Bambang Rukminto Kritik Rekomendasi Reformasi Polri Komisi Percepatan

Bambang Rukminto Kritik Rekomendasi Reformasi Polri Komisi Percepatan

Pengamat kepolisian dari Institute for Security and Strategic Studies (ISSES) Bambang Rukminto mengkritisi hasil rekomendasi reformasi Polri yang diserahkan Komisi Percepatan Reformasi Polri pada Selasa (5/5/2026) malam. Kritik tersebut menyoroti kegagalan rekomendasi dalam menyentuh akar permasalahan internal kepolisian.

Dilansir dari Nasional, Bambang menilai usulan tersebut belum memberikan solusi nyata terhadap isu pemanfaatan Polri demi kepentingan politik kekuasaan. Selain itu, persoalan multifungsi anggota Polri di luar struktur serta posisi Kompolnas yang dianggap sekadar menjadi juru bicara kepolisian juga luput dari penyelesaian.

"Rekomendasi Komisi Percepatan Reformasi Polri bila dilihat secara kritis pada dasarnya bergerak di jalur reformasi moderat, arahnya lebih mencerminkan penataan ulang tata kelola ketimbang perubahan struktur kekuasaan," kata Bambang Rukminto, Pengamat kepolisian ISSES.

Mengenai rencana penguatan Kompolnas, Bambang memberikan catatan bahwa efektivitasnya akan sangat bergantung pada bagaimana desain kelembagaan tersebut dibentuk di masa depan. Ia mengkhawatirkan risiko kegagalan fungsi kontrol jika lembaga tersebut tidak memiliki kemandirian penuh.

"Tanpa independensi yang konkrit berisiko menjadi sekadar kanal formal yang meredam kritik, bukan instrumen kontrol efektif," ujar Bambang Rukminto, Pengamat kepolisian ISSES.

Catatan lain diberikan terkait usulan pembatasan masa jabatan Kapolri yang dinilai krusial untuk mencegah terjadinya pemusatan kekuasaan pada individu tertentu. Langkah ini dianggap penting guna mendorong rotasi kepemimpinan yang lebih sehat di lingkungan internal korps Bhayangkara.

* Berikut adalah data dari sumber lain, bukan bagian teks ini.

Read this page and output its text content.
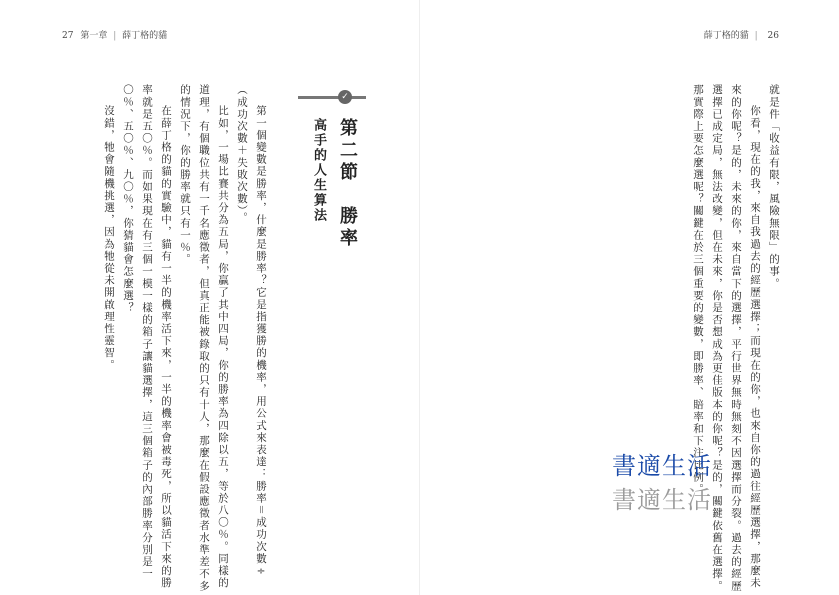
27 第一章 | 薛丁格的貓	薛丁格的貓 | 26
就是件「收益有限，風險無限」的事。
你看，現在的我，來自我過去的經歷選擇；而現在的你，也來自你的過往經歷選擇，那麼未
來的你呢？是的，未來的你，來自當下的選擇，平行世界無時無刻不因選擇而分裂。過去的經歷
選擇已成定局，無法改變，但在未來，你是否想成為更佳版本的你呢？是的，關鍵依舊在選擇。
那實際上要怎麼選呢？關鍵在於三個重要的變數，即勝率、賠率和下注比例。
書適生活
書適生活
✓
第二節　勝率
高手的人生算法
第一個變數是勝率，什麼是勝率？它是指獲勝的機率，用公式來表達：勝率＝成功次數÷
（成功次數＋失敗次數）。
比如，一場比賽共分為五局，你贏了其中四局，你的勝率為四除以五，等於八〇％。同樣的
道理，有個職位共有一千名應徵者，但真正能被錄取的只有十人，那麼在假設應徵者水準差不多
的情況下，你的勝率就只有一％。
在薛丁格的貓的實驗中，貓有一半的機率活下來，一半的機率會被毒死，所以貓活下來的勝
率就是五〇％。而如果現在有三個一模一樣的箱子讓貓選擇，這三個箱子的內部勝率分別是一
〇％、五〇％、九〇％，你猜貓會怎麼選？
沒錯，牠會隨機挑選，因為牠從未開啟理性靈智。
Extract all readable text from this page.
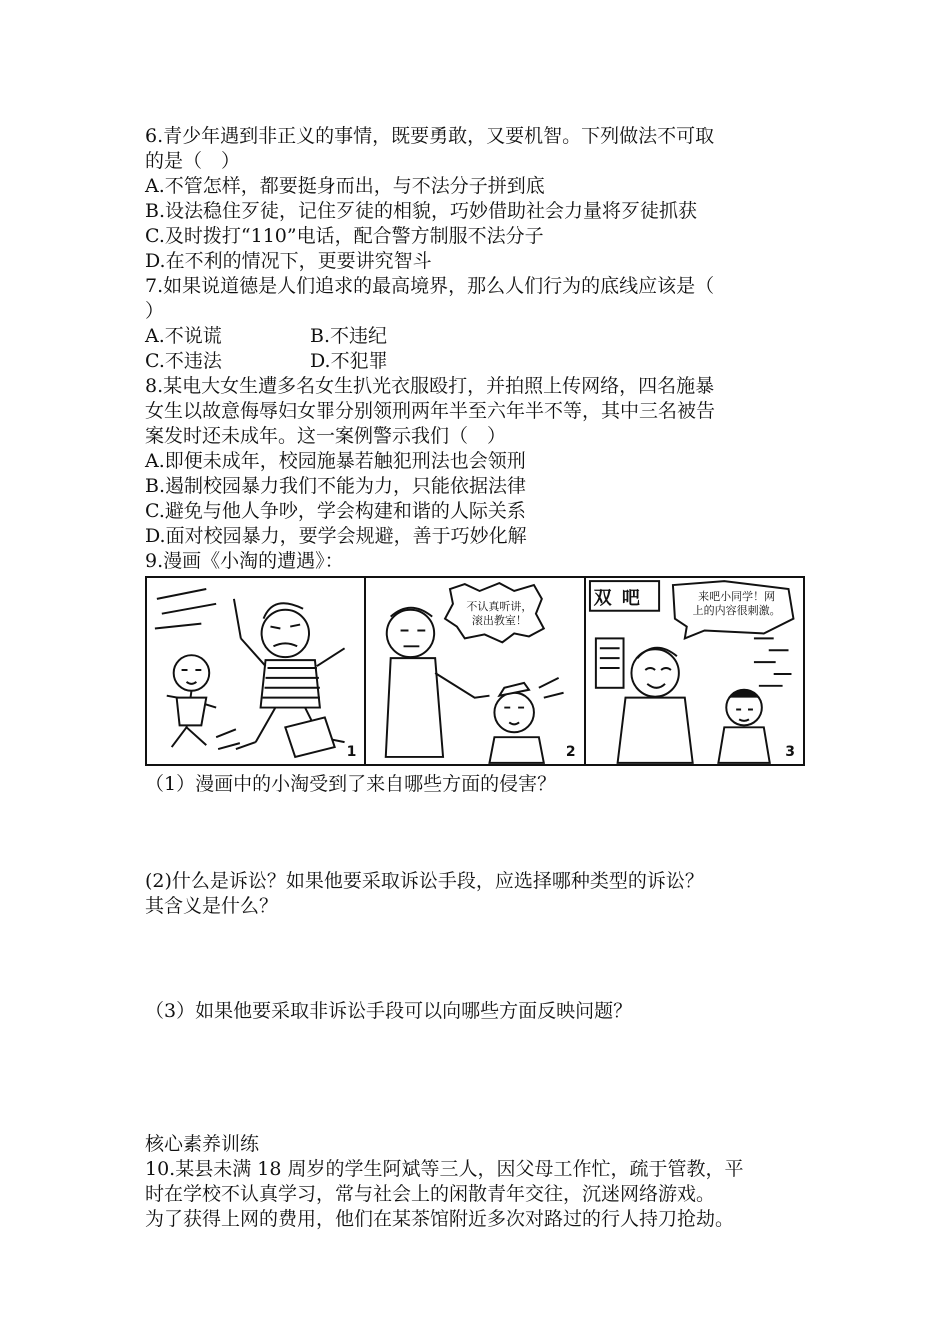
6.青少年遇到非正义的事情，既要勇敢，又要机智。下列做法不可取
的是（　）
A.不管怎样，都要挺身而出，与不法分子拼到底
B.设法稳住歹徒，记住歹徒的相貌，巧妙借助社会力量将歹徒抓获
C.及时拨打“110”电话，配合警方制服不法分子
D.在不利的情况下，更要讲究智斗
7.如果说道德是人们追求的最高境界，那么人们行为的底线应该是（
）
A.不说谎	B.不违纪
C.不违法	D.不犯罪
8.某电大女生遭多名女生扒光衣服殴打，并拍照上传网络，四名施暴
女生以故意侮辱妇女罪分别领刑两年半至六年半不等，其中三名被告
案发时还未成年。这一案例警示我们（　）
A.即便未成年，校园施暴若触犯刑法也会领刑
B.遏制校园暴力我们不能为力，只能依据法律
C.避免与他人争吵，学会构建和谐的人际关系
D.面对校园暴力，要学会规避，善于巧妙化解
9.漫画《小淘的遭遇》：
1
不认真听讲，
滚出教室！
2
双 吧	来吧小同学！网
上的内容很刺激。
3
（1）漫画中的小淘受到了来自哪些方面的侵害？
(2)什么是诉讼？如果他要采取诉讼手段，应选择哪种类型的诉讼？
其含义是什么？
（3）如果他要采取非诉讼手段可以向哪些方面反映问题？
核心素养训练
10.某县未满 18 周岁的学生阿斌等三人，因父母工作忙，疏于管教，平
时在学校不认真学习，常与社会上的闲散青年交往，沉迷网络游戏。
为了获得上网的费用，他们在某茶馆附近多次对路过的行人持刀抢劫。
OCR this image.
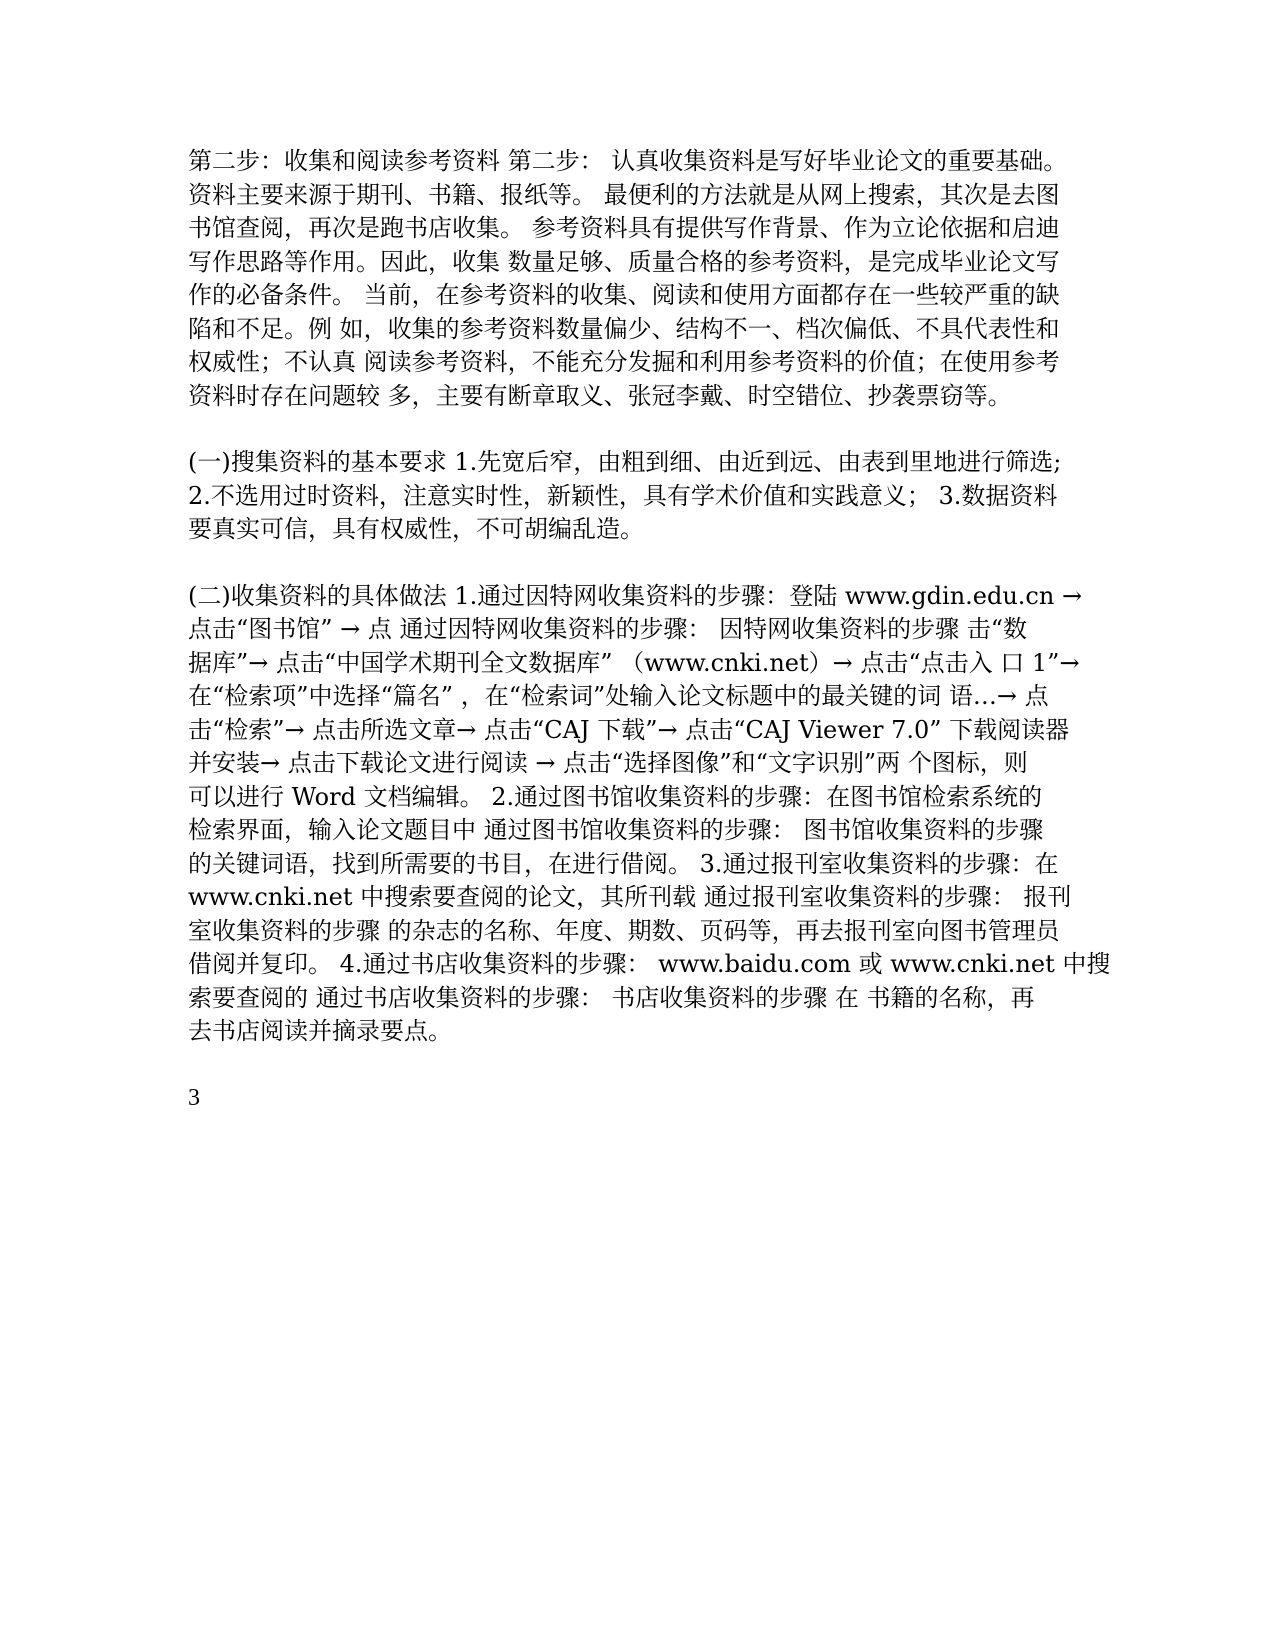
第二步：收集和阅读参考资料 第二步： 认真收集资料是写好毕业论文的重要基础。
资料主要来源于期刊、书籍、报纸等。 最便利的方法就是从网上搜索，其次是去图
书馆查阅，再次是跑书店收集。 参考资料具有提供写作背景、作为立论依据和启迪
写作思路等作用。因此，收集 数量足够、质量合格的参考资料，是完成毕业论文写
作的必备条件。 当前，在参考资料的收集、阅读和使用方面都存在一些较严重的缺
陷和不足。例 如，收集的参考资料数量偏少、结构不一、档次偏低、不具代表性和
权威性；不认真 阅读参考资料，不能充分发掘和利用参考资料的价值；在使用参考
资料时存在问题较 多，主要有断章取义、张冠李戴、时空错位、抄袭票窃等。
(一)搜集资料的基本要求 1.先宽后窄，由粗到细、由近到远、由表到里地进行筛选;
2.不选用过时资料，注意实时性，新颖性，具有学术价值和实践意义； 3.数据资料
要真实可信，具有权威性，不可胡编乱造。
(二)收集资料的具体做法 1.通过因特网收集资料的步骤：登陆 www.gdin.edu.cn →
点击“图书馆” → 点 通过因特网收集资料的步骤： 因特网收集资料的步骤 击“数
据库”→ 点击“中国学术期刊全文数据库” （www.cnki.net）→ 点击“点击入 口 1”→
在“检索项”中选择“篇名” ，在“检索词”处输入论文标题中的最关键的词 语…→ 点
击“检索”→ 点击所选文章→ 点击“CAJ 下载”→ 点击“CAJ Viewer 7.0” 下载阅读器
并安装→ 点击下载论文进行阅读 → 点击“选择图像”和“文字识别”两 个图标，则
可以进行 Word 文档编辑。 2.通过图书馆收集资料的步骤：在图书馆检索系统的
检索界面，输入论文题目中 通过图书馆收集资料的步骤： 图书馆收集资料的步骤
的关键词语，找到所需要的书目，在进行借阅。 3.通过报刊室收集资料的步骤：在
www.cnki.net 中搜索要查阅的论文，其所刊载 通过报刊室收集资料的步骤： 报刊
室收集资料的步骤 的杂志的名称、年度、期数、页码等，再去报刊室向图书管理员
借阅并复印。 4.通过书店收集资料的步骤： www.baidu.com 或 www.cnki.net 中搜
索要查阅的 通过书店收集资料的步骤： 书店收集资料的步骤 在 书籍的名称，再
去书店阅读并摘录要点。
3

Meski demikian, kebijakan administratif tersebut dipandang tidak serta-merta menghapus kendala mendalam seperti budaya organisasi, sistem patronase, serta orientasi kekuasaan yang bersifat vertikal. Reformasi pada sistem karier dan akuntabilitas tetap menjadi syarat mutlak keberhasilan transformasi.

"Tanpa reformasi pada sistem karier, promosi, dan mekanisme akuntabilitas internal, pembatasan masa jabatan berpotensi menjadi solusi administratif yang dampaknya terbatas," ungkap Bambang Rukminto, Pengamat kepolisian ISSES.

Terkait posisi Polri yang tetap berada langsung di bawah kendali Presiden, Bambang menilai hal itu mempertegas konsolidasi kekuasaan eksekutif. Kondisi ini membawa kejelasan dalam rantai komando, namun memicu kekhawatiran terhadap minimnya pengawasan dari pihak luar.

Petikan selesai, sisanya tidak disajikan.